Taken together, these findings suggest that when a coordinated multidisciplinary pathway is in place, tumor biology alone does not necessitate withholding immediate reconstruction. This has practical implications for centers working to harmonize reconstructive access across subtypes and reduce unwarranted variation in care.

4.5. Strengths and Limitations

This study provides real-world evidence from an Eastern European tertiary center on how tumor biology (HER2, Ki-67, TNBC, BRCA) interacts with reconstructive decision-making. Strengths include a homogeneous institutional cohort, systematic data capture, and multivariable adjustment for clinical and surgical covariates such as age, BMI, neoadjuvant chemotherapy, and surgery type [5,6,7,15]. Our findings are also interpreted in the context of established international guidelines (ESMO, NCCN, ASCO) and contemporary axillary and reconstructive practice standards [7,15,20,21,22,23].

Despite the absence of long-term recurrence analysis, the consistency of complication rates and the absence of treatment delays across molecular subtypes provide actionable, practice-level evidence that immediate reconstruction can be safely considered even in aggressive biology.

Several limitations must be acknowledged. First, the retrospective single-center design introduces selection bias and limits generalizability beyond similar tertiary units [6,8,9,15]. Second, incomplete reporting of variables such as BRCA status reflects ongoing gaps in documentation and access to genetic testing in Romania, which have also been highlighted in national guidelines and international position statements [21,22,30,31,32,33]. Third, we did not assess long term survival, recurrence, or time to adjuvant therapy start; these are clinically important endpoints, but Romania currently lacks a centralized national breast cancer registry that would permit standardized longitudinal follow-up [12,21,22].We acknowledge that a more detailed analysis of subtype-specific complication patterns and long-term recurrence would further enhance clinical applicability; however, our dataset and follow-up duration allowed only short-term safety evaluation. Finally, follow-up duration was relatively short, preventing us from evaluating long-term reconstructive durability and oncologic safety, which remains an active area of investigation in high-risk subtypes [8,9,15,23,25].

5. Conclusions

In this real-world Romanian cohort, reconstructive decision-making after age-stratified and technique-specific re-analysis, confirm that tumor biology (HER2, Ki-67, TNBC) did not independently influence IBR use. Instead, patient age—particularly the marked decline in reconstruction among women ≥ 70 years—and the predominance of implant-based techniques were the main determinants of reconstructive uptake. These results emphasize that clinical and institutional variables, rather than biological ones, currently guide reconstructive decision-making in our regional setting.
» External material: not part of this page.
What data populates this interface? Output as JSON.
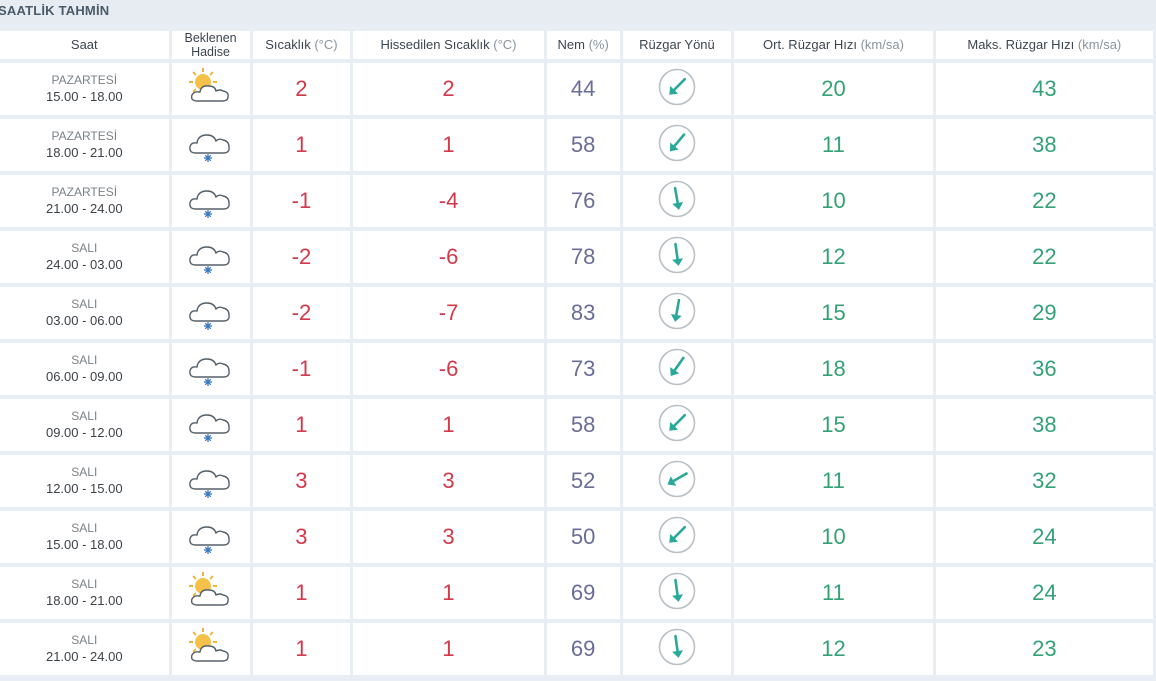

These findings confirm that in our multidisciplinary setting, biologically aggressive tumors are already not treated as contraindications to immediate reconstruction. Our recommendations therefore support continuation and broader standardization of this practice in accordance with ESMO, ASCO, and NCCN guidance [7,15,20,21,22,23,,2931]. Broader implementation of coordinated multidisciplinary pathways, standardized counseling, and timely genetic assessment may help reduce remaining inequities in access to IBR, particularly in health systems where reconstructive services are unevenly distributed [5,6,12,16,17,21,22,31,32,33]. Future multicenter studies including survival and timing-to-systemic-therapy endpoints will be essential once national breast cancer registry infrastructure is in place [12,15,21,22].